All neural networks are trained for 1500 epochs and use a batch size of 32. The best model (criterion: validation loss) is selected for final testing.

Results

Before we have a look at the results, we should see what the the baseline results from the original paper were:

“Class A” - Class F”? It is not noted how they correlate to the dataset. Nevertheless, the results average around 89 % overall accuracy. At this point I ran into my usual problem: It is not documented if there was train-test-splitting and what set sizes have been used or if it was simple KFold cross validation. Further, the dataset was used as an example to demonstrade some patented neural network.

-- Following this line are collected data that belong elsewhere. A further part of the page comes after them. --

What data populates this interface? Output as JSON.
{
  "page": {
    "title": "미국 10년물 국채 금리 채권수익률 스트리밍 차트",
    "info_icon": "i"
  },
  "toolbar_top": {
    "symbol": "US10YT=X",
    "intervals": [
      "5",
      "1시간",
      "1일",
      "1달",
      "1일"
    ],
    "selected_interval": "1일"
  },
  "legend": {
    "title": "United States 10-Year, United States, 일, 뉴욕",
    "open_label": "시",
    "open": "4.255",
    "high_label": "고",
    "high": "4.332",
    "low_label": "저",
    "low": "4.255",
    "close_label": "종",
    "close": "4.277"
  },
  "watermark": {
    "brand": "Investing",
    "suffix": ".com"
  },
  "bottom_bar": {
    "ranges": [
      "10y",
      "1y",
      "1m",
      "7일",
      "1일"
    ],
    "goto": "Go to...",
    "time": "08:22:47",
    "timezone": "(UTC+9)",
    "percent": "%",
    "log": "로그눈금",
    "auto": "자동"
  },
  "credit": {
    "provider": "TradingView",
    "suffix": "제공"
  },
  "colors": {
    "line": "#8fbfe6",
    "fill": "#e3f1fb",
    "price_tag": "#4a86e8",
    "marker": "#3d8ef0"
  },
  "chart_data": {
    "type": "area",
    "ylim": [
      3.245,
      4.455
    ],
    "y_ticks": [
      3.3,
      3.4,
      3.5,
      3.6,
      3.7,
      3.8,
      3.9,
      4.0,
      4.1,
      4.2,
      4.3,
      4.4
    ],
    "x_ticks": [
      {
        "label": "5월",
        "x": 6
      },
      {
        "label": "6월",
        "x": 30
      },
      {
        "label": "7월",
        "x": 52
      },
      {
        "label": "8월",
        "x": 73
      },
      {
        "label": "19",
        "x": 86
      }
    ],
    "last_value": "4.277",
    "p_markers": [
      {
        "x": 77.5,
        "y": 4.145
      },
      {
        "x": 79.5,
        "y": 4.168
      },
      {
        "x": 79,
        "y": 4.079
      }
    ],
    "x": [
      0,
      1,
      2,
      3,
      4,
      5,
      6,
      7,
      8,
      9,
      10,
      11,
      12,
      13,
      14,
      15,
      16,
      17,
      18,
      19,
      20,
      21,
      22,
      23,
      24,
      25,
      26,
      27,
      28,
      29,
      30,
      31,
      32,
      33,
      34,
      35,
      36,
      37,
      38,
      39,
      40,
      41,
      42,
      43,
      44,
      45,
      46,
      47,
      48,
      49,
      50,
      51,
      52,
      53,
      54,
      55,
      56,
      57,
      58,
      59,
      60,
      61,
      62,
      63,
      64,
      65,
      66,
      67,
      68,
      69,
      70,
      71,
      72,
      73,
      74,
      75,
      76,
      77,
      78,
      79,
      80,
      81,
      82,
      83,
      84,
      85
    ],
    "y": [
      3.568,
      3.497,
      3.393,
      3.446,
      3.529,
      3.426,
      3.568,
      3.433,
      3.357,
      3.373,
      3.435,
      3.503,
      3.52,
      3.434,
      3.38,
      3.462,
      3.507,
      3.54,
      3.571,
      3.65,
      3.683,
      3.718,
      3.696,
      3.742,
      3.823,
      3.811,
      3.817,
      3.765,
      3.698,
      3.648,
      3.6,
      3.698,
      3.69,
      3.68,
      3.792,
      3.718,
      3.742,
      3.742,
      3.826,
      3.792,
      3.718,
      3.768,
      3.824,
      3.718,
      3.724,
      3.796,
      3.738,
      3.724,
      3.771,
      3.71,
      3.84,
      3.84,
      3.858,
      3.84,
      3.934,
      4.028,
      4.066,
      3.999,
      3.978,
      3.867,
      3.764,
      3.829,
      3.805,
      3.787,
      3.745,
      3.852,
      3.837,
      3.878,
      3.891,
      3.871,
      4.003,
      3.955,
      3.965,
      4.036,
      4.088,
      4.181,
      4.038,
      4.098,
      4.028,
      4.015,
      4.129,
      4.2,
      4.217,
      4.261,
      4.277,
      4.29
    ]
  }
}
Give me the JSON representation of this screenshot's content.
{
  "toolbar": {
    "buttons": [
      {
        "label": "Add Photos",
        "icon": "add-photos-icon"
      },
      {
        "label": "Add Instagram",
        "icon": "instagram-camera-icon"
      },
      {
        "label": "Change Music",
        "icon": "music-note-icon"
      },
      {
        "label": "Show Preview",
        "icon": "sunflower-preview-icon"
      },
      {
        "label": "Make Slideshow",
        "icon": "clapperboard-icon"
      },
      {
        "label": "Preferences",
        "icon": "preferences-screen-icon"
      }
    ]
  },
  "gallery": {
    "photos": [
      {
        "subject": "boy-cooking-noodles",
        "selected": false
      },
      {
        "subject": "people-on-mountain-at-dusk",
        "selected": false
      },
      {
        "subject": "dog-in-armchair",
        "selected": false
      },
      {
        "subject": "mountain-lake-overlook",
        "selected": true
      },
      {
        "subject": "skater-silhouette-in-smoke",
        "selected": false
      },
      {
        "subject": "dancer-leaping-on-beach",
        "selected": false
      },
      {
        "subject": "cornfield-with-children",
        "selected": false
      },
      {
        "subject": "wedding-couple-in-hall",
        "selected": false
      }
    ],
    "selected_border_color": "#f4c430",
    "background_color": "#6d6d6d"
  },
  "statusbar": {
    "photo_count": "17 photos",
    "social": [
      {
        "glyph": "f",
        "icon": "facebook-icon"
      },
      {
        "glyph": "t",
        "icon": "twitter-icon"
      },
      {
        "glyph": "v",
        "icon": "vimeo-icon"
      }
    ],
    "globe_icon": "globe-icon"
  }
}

Okay, let’s look at the results:

It seems like AdaBoost performs worst since it tries to predict mainly “Other_Faults”.
Decision Tree and Gaussian Naive Bayes perform as expected. Random Forest and the neural networks perform with a similar overall accuracies. However, there is some variation between accuracies of classes. XGBoost performs best.

Discussion

I’m not happy with these results, eventhough we didn’t optimize much and didn’t do any feature engineering. It is also not clear how good these results are because it is not clear how the baseline results were obtained.

update

TPOT and Auto-Sklearn lead to similar results as XGBoost.

References

[1] Buscema, M. (1998): MetaNet: The Theory of Independent Judges, in Substance Use & Misuse, 33(2), 439-461.